I am given three functions and an interval which I have to prove linear independence.
$$\begin{align}f_1(x)&=x \\ f_2(x)&=x^2 \\ f_3(x)&=4x-3x^2\end{align}$$
This is when I ask you to bear with me, because this is a new type of math problem I am solving. So starting off I recognize that I have to get a $3\times 3$ determinant, so I will be going up to the second derivative. Another thing I realize is that I have to set $\det(3 \times 3 \ \text{matrix})=0$ If I know its $\ne 0 \therefore$ I can say its linearly independent
My Work
I began my work as follows: $W=\begin{bmatrix}x & x^2 & 4x-3x^2 \\ 1 & 2x & 4-6x \\ \bbox[red]{0} & 2 & -6\end{bmatrix}$
From there I proceeded to get the $\det(W)$, here is where the problem arose I wanted to make use of that zero in red. So my setup went something like this: $\begin{align}\begin{bmatrix}2x & x^2 \\ 4-6x & 4x-3x^2\end{bmatrix}0-\begin{bmatrix}2 &x^2 \\-6 & 4x-3x^2\end{bmatrix}1\end{align}+\begin{bmatrix}2&2x\\-6&4-6x\end{bmatrix}x$
I know this is probably wrong but any help would be appreciated because I would like to make use of that 0, to zero out a $2\times 2\ \text{matrix}.$Is my determinant right?

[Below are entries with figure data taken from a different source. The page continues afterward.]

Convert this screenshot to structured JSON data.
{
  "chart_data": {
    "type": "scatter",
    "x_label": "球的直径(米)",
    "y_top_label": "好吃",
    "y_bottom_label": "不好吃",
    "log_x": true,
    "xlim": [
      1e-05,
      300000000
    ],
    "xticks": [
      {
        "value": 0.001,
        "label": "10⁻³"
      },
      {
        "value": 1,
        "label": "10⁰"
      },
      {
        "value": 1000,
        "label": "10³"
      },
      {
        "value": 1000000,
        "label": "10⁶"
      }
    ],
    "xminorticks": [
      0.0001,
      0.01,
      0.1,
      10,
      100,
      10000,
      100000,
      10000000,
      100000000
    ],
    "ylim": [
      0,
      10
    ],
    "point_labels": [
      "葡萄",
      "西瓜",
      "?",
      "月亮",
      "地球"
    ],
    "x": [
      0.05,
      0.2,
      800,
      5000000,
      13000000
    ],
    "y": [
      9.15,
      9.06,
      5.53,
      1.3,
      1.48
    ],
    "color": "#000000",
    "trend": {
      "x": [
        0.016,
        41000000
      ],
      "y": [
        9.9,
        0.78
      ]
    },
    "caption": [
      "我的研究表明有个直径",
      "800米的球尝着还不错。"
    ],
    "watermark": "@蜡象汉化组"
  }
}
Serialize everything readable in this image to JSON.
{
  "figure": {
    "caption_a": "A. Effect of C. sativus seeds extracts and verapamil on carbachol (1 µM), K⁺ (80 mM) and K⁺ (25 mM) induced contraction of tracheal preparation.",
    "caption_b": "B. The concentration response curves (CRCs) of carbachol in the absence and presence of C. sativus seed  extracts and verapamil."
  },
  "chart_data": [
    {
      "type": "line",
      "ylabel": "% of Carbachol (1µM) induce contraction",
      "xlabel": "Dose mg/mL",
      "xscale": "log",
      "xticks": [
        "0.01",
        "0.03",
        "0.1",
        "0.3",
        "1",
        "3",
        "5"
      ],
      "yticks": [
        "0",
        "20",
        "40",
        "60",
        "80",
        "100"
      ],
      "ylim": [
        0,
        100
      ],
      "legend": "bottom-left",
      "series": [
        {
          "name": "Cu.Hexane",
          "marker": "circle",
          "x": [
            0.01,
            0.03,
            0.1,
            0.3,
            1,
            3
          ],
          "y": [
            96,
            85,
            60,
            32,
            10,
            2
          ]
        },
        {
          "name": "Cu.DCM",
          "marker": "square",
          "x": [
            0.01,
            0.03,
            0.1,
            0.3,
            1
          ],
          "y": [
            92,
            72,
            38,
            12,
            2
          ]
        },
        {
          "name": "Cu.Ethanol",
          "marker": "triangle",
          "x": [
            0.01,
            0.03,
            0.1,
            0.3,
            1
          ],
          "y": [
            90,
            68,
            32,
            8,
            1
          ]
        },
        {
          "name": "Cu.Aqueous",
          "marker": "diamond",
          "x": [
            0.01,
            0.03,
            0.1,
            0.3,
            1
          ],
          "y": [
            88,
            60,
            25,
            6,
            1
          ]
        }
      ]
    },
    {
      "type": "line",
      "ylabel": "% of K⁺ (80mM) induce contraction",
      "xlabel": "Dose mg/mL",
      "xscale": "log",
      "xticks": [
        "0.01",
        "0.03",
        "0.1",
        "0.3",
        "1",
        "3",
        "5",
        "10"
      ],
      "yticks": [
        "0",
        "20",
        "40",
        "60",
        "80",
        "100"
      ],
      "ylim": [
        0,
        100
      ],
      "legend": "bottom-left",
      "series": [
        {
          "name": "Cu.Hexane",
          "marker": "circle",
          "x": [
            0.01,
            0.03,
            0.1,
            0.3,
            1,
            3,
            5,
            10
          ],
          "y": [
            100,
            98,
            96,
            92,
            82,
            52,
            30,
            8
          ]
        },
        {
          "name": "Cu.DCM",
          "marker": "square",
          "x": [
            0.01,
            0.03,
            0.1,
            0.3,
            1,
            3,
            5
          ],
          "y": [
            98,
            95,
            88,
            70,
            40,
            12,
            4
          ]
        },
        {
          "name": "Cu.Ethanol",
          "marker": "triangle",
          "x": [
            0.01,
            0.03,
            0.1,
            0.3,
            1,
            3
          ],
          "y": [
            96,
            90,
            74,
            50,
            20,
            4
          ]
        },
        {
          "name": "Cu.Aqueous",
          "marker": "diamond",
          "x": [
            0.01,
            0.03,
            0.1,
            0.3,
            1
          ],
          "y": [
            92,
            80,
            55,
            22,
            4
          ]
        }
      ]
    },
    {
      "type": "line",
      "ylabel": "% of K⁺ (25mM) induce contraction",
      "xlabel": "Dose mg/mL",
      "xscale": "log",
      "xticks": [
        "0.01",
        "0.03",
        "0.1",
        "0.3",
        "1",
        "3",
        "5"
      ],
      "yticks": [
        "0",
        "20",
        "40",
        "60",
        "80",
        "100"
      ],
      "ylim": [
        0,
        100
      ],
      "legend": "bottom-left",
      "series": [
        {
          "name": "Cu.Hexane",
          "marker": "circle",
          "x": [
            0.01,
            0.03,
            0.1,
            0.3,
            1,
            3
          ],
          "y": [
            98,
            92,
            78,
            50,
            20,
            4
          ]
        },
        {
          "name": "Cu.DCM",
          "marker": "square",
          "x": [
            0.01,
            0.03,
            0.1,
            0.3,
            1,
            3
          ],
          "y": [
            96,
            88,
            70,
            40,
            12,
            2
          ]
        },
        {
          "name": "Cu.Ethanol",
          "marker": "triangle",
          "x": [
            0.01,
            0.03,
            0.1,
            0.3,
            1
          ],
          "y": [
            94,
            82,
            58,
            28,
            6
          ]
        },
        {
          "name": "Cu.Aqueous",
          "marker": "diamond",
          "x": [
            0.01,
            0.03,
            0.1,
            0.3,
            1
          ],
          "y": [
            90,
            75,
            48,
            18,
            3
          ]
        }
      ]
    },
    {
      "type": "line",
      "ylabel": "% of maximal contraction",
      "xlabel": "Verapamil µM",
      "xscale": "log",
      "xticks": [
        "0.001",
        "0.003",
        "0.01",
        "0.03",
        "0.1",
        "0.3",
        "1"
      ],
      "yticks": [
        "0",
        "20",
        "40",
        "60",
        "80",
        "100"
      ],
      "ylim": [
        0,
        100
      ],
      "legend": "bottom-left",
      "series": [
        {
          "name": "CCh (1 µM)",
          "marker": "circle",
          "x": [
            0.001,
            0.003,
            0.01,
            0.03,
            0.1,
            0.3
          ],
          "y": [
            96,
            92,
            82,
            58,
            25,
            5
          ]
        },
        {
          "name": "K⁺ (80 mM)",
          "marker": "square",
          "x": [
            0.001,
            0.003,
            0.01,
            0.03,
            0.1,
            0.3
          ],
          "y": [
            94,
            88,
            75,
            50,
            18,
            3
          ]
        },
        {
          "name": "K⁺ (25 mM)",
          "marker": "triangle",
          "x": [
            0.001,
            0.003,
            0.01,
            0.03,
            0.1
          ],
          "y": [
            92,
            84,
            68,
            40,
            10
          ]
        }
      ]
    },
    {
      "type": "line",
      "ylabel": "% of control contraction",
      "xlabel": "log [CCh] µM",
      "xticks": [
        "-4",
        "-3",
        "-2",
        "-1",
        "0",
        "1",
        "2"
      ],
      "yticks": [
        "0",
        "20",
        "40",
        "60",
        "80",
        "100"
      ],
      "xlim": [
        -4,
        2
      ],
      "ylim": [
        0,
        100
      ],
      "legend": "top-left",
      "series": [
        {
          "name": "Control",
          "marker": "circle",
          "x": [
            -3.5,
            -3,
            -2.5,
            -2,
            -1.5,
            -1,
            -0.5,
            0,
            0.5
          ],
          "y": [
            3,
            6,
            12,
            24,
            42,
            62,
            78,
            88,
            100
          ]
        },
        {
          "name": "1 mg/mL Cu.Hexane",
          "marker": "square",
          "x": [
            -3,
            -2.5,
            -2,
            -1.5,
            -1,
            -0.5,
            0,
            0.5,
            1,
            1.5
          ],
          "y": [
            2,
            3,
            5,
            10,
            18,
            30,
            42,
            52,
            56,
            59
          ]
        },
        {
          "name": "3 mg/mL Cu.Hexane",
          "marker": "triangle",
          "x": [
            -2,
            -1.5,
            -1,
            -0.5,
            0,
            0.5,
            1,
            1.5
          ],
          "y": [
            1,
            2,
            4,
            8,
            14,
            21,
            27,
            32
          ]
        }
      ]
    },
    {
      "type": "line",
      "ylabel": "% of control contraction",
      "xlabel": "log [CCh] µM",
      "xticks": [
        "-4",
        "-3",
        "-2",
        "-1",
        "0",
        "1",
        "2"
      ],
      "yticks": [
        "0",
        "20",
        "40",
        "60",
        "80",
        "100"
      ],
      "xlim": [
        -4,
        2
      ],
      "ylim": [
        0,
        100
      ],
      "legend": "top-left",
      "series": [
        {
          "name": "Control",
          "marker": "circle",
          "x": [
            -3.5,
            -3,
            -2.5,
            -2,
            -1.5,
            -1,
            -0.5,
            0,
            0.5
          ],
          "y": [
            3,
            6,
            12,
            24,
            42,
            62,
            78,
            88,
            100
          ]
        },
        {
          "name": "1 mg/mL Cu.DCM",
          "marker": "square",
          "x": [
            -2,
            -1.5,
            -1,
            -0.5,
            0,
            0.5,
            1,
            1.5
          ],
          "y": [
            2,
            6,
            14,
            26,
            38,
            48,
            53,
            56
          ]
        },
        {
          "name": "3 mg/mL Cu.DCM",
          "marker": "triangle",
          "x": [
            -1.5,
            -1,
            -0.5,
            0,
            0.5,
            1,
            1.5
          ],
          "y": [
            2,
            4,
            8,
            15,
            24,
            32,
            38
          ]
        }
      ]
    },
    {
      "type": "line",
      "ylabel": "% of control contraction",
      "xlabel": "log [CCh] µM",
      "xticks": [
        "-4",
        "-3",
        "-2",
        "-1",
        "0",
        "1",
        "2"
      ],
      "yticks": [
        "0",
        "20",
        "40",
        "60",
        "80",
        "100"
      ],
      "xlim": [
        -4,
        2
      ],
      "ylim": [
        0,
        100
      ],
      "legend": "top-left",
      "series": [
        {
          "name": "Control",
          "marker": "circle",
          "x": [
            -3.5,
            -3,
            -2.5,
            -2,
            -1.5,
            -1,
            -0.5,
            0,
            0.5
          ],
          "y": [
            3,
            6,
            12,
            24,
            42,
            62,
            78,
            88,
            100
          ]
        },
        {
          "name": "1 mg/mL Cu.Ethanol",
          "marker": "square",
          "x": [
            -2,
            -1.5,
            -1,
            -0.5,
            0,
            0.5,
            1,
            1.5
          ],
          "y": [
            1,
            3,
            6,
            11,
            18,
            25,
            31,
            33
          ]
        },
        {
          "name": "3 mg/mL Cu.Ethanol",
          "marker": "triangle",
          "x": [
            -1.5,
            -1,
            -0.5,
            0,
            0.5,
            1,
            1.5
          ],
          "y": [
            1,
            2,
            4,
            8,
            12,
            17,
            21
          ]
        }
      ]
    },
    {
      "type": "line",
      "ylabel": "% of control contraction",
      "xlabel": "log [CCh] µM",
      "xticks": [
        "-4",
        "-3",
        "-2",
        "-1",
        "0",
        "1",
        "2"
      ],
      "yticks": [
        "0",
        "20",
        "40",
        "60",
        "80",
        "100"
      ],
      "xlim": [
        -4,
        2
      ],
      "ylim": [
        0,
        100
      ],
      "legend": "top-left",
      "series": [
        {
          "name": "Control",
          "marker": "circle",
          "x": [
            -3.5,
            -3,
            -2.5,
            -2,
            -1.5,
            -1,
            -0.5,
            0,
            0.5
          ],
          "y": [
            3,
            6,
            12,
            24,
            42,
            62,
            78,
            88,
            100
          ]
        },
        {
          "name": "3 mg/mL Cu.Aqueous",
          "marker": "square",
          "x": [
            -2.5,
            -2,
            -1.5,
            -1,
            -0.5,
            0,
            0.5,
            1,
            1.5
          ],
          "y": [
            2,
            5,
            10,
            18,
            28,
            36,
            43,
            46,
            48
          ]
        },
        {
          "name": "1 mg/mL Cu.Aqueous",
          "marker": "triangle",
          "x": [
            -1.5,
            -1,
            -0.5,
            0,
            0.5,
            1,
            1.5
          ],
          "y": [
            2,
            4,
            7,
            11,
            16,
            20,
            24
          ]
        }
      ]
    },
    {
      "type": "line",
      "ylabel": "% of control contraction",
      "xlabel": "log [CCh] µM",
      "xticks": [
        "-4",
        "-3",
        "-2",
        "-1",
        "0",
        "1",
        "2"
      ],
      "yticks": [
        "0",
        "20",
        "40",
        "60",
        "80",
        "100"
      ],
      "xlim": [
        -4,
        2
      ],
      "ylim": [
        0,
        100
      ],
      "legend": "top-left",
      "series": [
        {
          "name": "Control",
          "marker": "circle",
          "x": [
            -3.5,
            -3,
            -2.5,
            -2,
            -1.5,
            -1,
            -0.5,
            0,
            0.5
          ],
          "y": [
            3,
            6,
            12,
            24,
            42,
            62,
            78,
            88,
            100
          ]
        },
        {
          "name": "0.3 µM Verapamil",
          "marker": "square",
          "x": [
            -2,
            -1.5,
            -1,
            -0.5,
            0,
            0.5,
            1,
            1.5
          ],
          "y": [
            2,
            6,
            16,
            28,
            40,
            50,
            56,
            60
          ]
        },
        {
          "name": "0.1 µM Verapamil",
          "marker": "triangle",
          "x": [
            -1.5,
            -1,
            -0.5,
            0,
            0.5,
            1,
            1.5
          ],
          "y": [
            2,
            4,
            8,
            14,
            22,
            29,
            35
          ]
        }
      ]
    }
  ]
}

The Wronskian is zero: $$W=\begin{vmatrix}x & x^2 & 4x-3x^2 \\ 1 & 2x & 4-6x \\ {0} & 2 & -6\end{vmatrix}=x\begin{vmatrix}1 & x & 4-3x\\ 1 & 2x & 4-6x \\ {0} & 2 & -6\end{vmatrix}$$
$$W=x\begin{vmatrix}0 & -x & 3x\\ 1 & 2x & 4-6x \\ {0} & 2 & -6\end{vmatrix}=-x\begin{vmatrix} -x & 3x\\ 2 & -6\end{vmatrix}$$ $$W=0$$ it's linearly dependant. Which is a bit obvious from the beginning...Since $4x-3x^2$ is a linear combination of $(x,x^2)$